Kein 2. Etappensieg, aber zweimal Podium

04.07.2013

Nach dem Auftakt in Korsika wollten wir bei 3 weiteren Massensprints um den Etappensieg kämpfen. An keinem der drei Tage lief alles nach Plan. Auf dem Weg nach Marseille stürzte Marcel Kittel 15km vor dem Ziel und konnte nicht mehr ins Finale eingreifen.

John Degenkolb sollte in die Bresche springen. Er war ohne richtigen Sprintzug zu schlecht platziert und wurde 12.

Die nächste Etappe verlief aufgrund ständigen Seitenwinds extrem nervös. Sie war letztendlich für die Beine weniger anstrengend. Der ständige Positionskampf machte den Tag für den Kopf aber unheimlich stressig. Die finale Sprintvorbereitung verlief nicht 100 prozentig verglichen mit dem Team Lotto, das den deutschen Meister Andre Greipel mustergültig zum Sieg führte. Marcel wurde dahinter 3. in Montpellier.

Heute sahen wir die dritte Chance. Das Team Cannondale um den Sieger des heutigen Tages überraschte das Feld zur Mitte der Etappe mit einer Attacke an einem Anstieg der 2. Kategorie. Bis dahin hatte ich bereits viel Führungsarbeit im Hauptfeld verrichtet, um den nimmermüden Attackierer Jens Voigt in Reichweite zu halten. An diesem Anstieg konnten nur 100 Fahrer dem Tempo Cannondales folgen. Ich blieb bei Marcel und mit zunächst geringem Rückstand waren wir zuversichtlich, wieder zurückzukommen, zumal von hinten erst das gesamte Team Lotto mit Andre Greipel und danach Omega Pharma mit Marc Cavendish kam. Doch die gemeinsame Allianz schaffte es tatsächlich nicht mehr, das erste Hauptfeld einzuholen und wir brachen die Verfolgungsjagd gegen die Cannondale Mannschaft ab. Für uns war dies jedoch weniger schlimm. John Degenkolb hielt sich schließlich noch mit zwei Helfern vorne und sprintete auf den zweiten Platz.

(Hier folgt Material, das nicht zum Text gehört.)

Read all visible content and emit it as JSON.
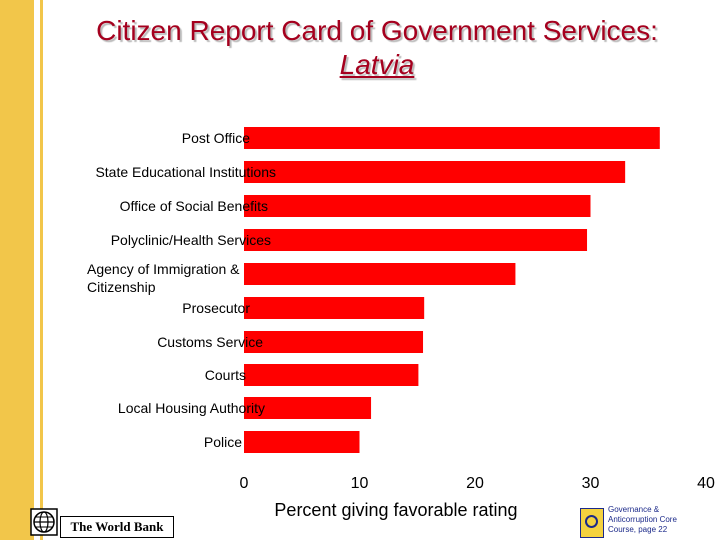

Damit haben wir jetzt alle 3 Podiumsplätze jeweils einmal belegt. Auch ohne weiteren Sieg können wir damit zufrieden sein. Jetzt gilt es, die beiden schweren Etappen in den Pyrenäen am Wochenende zu überstehen, bevor die nächsten Sprints auf uns warten. Am morgigen Tag könnten auch starke Fahrer als Ausreißer erfolgreich sein. In den letzten Tagen habe ich einige Kilometer im Wind gearbeitet und muss sehen, wie es mit meinen Kräftehaushalt aussieht.

Bereits in den letzten Tagen herrschten sehr hohe Temperaturen. Diese sollen am Wochenende noch weiter ansteigen und wir werden eine richtige Hitzeschlacht in den Pyrenäen erleben.